Bu arada Katılım, Sosyal Güvenlik ve Göç Bakanı José Luis Escrivá, Suudi grubun ilgisini alkışladı: “Dünyada egemen fonlar kadar önemli yatırımcıların olması ne güzel!” ve “İspanya ve İspanya’ya yatırım yapmaları ne güzel!” şirketler İspanyolca.
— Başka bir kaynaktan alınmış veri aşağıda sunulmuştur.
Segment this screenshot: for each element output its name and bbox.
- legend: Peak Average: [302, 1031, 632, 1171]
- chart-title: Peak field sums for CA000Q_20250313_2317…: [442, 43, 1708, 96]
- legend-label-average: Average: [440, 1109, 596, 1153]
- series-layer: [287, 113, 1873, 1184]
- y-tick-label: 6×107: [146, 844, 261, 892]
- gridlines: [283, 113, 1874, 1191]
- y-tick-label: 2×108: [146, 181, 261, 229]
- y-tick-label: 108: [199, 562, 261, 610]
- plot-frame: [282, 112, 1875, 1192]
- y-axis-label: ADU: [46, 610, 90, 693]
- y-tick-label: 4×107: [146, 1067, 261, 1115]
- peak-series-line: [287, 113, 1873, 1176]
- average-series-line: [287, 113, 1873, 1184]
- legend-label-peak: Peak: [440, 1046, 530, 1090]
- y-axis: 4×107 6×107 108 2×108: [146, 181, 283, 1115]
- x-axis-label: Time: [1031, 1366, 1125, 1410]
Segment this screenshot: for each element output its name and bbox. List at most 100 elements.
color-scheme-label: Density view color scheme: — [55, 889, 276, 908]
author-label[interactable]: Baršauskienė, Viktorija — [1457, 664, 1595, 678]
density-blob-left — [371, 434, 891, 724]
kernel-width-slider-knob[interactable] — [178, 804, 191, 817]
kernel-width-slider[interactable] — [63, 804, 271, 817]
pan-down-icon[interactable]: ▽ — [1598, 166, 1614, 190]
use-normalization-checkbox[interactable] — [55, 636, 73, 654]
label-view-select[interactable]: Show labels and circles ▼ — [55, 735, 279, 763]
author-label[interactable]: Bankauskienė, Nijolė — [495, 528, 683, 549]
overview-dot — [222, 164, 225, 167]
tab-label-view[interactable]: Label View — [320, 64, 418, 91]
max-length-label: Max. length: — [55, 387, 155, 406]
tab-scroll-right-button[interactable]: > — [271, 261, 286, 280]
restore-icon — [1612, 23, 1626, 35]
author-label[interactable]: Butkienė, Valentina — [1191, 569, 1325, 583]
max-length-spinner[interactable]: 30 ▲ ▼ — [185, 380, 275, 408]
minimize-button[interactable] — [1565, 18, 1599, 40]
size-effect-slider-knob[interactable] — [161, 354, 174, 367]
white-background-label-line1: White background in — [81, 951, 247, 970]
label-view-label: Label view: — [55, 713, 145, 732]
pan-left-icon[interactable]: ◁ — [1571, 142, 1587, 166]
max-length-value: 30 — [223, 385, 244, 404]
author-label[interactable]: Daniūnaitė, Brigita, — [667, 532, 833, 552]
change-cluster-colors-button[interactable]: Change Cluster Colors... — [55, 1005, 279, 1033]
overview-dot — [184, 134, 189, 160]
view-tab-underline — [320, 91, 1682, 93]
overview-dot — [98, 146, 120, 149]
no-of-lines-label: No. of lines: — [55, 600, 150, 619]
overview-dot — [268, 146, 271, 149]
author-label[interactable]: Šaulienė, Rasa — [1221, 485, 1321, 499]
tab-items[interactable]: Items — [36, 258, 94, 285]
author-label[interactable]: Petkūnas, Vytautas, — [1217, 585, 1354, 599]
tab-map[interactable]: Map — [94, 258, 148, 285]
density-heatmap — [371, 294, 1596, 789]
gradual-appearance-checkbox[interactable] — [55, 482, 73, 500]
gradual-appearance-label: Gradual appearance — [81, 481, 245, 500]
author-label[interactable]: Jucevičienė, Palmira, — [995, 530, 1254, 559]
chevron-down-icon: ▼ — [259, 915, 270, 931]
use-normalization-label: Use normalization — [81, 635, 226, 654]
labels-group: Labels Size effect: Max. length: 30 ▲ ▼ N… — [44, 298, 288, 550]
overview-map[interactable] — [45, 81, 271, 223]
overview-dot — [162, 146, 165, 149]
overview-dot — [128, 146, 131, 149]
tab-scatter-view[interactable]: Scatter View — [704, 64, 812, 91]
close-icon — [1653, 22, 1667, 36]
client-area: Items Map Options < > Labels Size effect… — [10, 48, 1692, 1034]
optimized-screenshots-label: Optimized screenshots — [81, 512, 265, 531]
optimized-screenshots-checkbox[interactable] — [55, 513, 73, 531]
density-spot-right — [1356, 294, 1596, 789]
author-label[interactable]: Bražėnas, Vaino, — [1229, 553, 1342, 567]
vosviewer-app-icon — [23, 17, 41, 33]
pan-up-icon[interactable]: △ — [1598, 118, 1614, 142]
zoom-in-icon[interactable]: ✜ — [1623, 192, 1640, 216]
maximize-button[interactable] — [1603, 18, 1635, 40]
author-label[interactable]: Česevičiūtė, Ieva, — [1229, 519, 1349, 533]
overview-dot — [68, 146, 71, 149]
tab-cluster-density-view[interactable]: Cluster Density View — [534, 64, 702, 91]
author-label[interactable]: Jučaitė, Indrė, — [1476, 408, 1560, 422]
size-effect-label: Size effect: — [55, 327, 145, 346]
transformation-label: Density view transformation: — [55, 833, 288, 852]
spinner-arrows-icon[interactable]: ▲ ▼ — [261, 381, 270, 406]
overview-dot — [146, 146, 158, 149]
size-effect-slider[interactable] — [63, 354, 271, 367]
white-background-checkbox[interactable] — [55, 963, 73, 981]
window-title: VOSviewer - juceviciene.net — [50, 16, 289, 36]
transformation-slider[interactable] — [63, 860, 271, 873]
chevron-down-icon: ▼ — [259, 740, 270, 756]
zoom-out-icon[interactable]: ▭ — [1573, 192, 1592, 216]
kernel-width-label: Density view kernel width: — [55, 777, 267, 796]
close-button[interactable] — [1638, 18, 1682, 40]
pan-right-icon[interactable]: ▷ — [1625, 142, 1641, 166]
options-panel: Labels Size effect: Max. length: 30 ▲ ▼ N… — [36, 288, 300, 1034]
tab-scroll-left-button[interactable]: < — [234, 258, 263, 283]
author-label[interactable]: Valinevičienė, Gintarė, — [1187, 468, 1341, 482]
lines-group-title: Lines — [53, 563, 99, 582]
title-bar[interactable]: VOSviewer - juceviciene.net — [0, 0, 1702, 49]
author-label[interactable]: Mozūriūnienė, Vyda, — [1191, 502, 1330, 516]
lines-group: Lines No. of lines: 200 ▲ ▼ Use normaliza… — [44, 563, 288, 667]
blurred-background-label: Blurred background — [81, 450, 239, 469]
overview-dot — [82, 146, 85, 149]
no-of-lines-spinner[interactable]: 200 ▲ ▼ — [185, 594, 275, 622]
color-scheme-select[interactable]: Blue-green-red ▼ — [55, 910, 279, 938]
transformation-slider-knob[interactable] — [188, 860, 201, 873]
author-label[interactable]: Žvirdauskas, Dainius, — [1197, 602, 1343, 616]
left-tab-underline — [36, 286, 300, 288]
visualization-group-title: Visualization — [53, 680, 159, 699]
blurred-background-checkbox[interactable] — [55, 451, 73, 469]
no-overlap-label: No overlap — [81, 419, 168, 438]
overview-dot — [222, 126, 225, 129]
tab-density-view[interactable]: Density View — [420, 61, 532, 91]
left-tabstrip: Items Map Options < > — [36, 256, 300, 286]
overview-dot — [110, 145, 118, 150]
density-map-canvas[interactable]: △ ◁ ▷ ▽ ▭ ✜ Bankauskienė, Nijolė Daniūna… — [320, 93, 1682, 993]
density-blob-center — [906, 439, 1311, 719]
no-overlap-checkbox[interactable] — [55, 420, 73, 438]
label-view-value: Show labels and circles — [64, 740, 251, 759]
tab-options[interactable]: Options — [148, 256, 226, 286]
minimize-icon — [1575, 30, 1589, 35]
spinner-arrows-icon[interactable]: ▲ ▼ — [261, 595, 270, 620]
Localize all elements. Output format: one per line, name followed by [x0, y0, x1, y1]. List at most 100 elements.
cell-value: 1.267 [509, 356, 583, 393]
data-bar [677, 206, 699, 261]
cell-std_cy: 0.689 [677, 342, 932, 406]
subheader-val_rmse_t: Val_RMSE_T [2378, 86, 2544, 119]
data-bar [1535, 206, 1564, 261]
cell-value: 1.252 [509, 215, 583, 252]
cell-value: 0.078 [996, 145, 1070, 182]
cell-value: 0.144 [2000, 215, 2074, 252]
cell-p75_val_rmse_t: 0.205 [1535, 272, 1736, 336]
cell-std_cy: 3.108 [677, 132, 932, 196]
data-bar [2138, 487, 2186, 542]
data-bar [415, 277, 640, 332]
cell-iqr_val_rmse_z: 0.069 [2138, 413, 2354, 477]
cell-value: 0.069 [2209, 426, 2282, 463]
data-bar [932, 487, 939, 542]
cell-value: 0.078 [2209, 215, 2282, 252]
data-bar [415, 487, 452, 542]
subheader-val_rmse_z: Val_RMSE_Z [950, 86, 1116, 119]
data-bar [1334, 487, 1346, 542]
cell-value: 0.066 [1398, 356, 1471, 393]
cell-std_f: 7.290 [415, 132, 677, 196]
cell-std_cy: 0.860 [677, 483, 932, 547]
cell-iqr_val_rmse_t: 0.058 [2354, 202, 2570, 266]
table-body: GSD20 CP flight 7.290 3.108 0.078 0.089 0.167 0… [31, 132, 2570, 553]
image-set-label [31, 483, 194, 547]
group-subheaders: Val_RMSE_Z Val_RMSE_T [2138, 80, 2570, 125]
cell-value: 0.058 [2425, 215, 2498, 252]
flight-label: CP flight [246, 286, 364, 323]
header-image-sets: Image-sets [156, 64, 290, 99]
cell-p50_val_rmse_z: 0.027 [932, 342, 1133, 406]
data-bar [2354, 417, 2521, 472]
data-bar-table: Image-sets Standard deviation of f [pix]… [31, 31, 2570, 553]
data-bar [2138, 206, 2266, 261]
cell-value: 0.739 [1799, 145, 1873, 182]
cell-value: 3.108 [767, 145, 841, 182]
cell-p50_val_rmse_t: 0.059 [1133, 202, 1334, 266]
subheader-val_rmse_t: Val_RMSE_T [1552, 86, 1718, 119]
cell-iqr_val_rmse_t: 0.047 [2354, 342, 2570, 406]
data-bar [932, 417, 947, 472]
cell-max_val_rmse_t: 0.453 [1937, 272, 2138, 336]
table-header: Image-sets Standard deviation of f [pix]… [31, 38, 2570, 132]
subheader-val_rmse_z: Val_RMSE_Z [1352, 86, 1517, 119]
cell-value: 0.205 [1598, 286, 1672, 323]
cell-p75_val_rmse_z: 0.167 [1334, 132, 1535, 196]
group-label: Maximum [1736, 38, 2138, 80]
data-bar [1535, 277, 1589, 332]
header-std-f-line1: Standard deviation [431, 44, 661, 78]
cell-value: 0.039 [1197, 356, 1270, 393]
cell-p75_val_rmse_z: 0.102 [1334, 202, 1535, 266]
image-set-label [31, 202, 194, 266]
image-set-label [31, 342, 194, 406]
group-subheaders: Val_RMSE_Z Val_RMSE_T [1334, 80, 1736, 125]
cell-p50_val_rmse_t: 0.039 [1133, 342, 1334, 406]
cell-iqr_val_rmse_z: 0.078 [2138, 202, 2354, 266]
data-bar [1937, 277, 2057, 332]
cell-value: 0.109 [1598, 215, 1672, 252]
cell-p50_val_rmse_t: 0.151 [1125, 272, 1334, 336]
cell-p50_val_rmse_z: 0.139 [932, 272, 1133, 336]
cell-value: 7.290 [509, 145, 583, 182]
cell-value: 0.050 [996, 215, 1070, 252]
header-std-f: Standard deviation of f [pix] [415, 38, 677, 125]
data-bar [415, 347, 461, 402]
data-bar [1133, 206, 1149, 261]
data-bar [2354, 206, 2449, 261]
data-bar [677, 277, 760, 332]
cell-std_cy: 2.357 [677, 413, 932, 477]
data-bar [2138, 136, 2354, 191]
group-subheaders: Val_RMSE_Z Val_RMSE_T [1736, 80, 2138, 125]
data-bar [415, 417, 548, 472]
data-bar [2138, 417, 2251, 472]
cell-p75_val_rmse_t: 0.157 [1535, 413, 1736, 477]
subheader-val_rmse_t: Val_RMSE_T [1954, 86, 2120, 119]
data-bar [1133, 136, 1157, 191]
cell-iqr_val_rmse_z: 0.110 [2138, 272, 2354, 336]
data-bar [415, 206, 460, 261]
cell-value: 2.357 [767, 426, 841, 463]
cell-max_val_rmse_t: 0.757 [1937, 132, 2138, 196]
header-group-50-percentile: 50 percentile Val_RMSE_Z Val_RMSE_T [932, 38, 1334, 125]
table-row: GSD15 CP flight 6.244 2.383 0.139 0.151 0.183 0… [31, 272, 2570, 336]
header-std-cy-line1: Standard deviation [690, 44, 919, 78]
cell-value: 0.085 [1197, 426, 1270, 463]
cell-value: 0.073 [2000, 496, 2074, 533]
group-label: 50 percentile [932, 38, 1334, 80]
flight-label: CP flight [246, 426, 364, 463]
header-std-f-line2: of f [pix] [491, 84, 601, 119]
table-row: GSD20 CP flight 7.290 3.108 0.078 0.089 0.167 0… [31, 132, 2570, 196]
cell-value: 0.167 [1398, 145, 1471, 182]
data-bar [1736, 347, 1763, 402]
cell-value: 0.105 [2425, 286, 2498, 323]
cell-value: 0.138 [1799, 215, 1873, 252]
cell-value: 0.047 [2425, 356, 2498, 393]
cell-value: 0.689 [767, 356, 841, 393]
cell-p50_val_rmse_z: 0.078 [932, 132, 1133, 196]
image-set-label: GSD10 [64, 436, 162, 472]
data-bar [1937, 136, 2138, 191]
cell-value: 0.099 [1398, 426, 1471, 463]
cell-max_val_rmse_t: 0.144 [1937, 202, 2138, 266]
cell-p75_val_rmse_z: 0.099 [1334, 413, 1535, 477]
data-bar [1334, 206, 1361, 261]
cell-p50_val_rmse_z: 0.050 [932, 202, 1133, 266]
Saudi Telecom, BBVA (%4,87), BlackRock (%4,48) ve CaixaBank’ın (%3,5) ardından İspanyol telekom şirketinin ilk hissedarı oldu. Suudi egemen fonu, Suudi ekonomisini petrolden ayırmaya yönelik 2030 hedefi doğrultusunda operasyonun arkasında yer alıyor.


Stratejik plan



STC bunun “dostça bir operasyon”, bir finansal yatırım fırsatı olduğunu, yönetime katılmayacağını ve yönetim ekibine saygı gösterme niyetinde olduğunu ısrarla belirtse de, hem Hükümette hem de şirkette şüpheler artıyor. Suudi grup şimdilik Pallete’yi Telefónica’nın Kasım ayında sunmayı planladığı stratejik planı hakkında sorguladı.

Şimdiye kadar ana hedef, borcu azaltmak ve dört ana pazara (İspanya, Birleşik Krallık, Almanya ve Brezilya) odaklanmak için stratejik olmayan varlıklardan vazgeçmekti. Ancak XTB’den Joaquín Robles, mevcut başkanın göreve gelmesinden bu yana %60 düşen hisse fiyatının zayıf performansının, daha karlı bir iş modeline geçiş ihtiyacını hızlandırdığını açıklıyor. Telefónica, kaldıracını azaltmak için altyapı yatırımlarını geride bırakarak, bulut depolama veya siber güvenlik gibi daha yüksek kâr marjına ve büyüme potansiyeline sahip dijital işlere odaklanıyor.

Faiz oranlarının arttığı bir ortamda yüksek borç, şirketin en büyük freni olmaya devam ediyor. Robles, yüzde 80’inin sabit bir oran olmasına ve önümüzdeki üç yılı kapsayan vadelere sahip olmasına rağmen, piyasa tarafından büyük bir tehdit olarak algılanmaya devam ettiğini söylüyor. Yatırımcıların en büyük endişelerinden bir diğeri de şu anda %6’yı aşan temettü politikasını değiştirip değiştirmeyeceği olacak. Suudi STC’nin girişi, şirketin amblemlerinden biri olan hissedar ücretlendirme politikasını değiştirmemelidir.

Avrupa’da telekomünikasyon sektörü, geçtiğimiz yıl Vodafone’un da hisselerine giren ve PPF Telekom Grubu’nun çoğunluk hissesini satın alan Basra Körfezi ülkelerinden de büyük ilgi görüyor.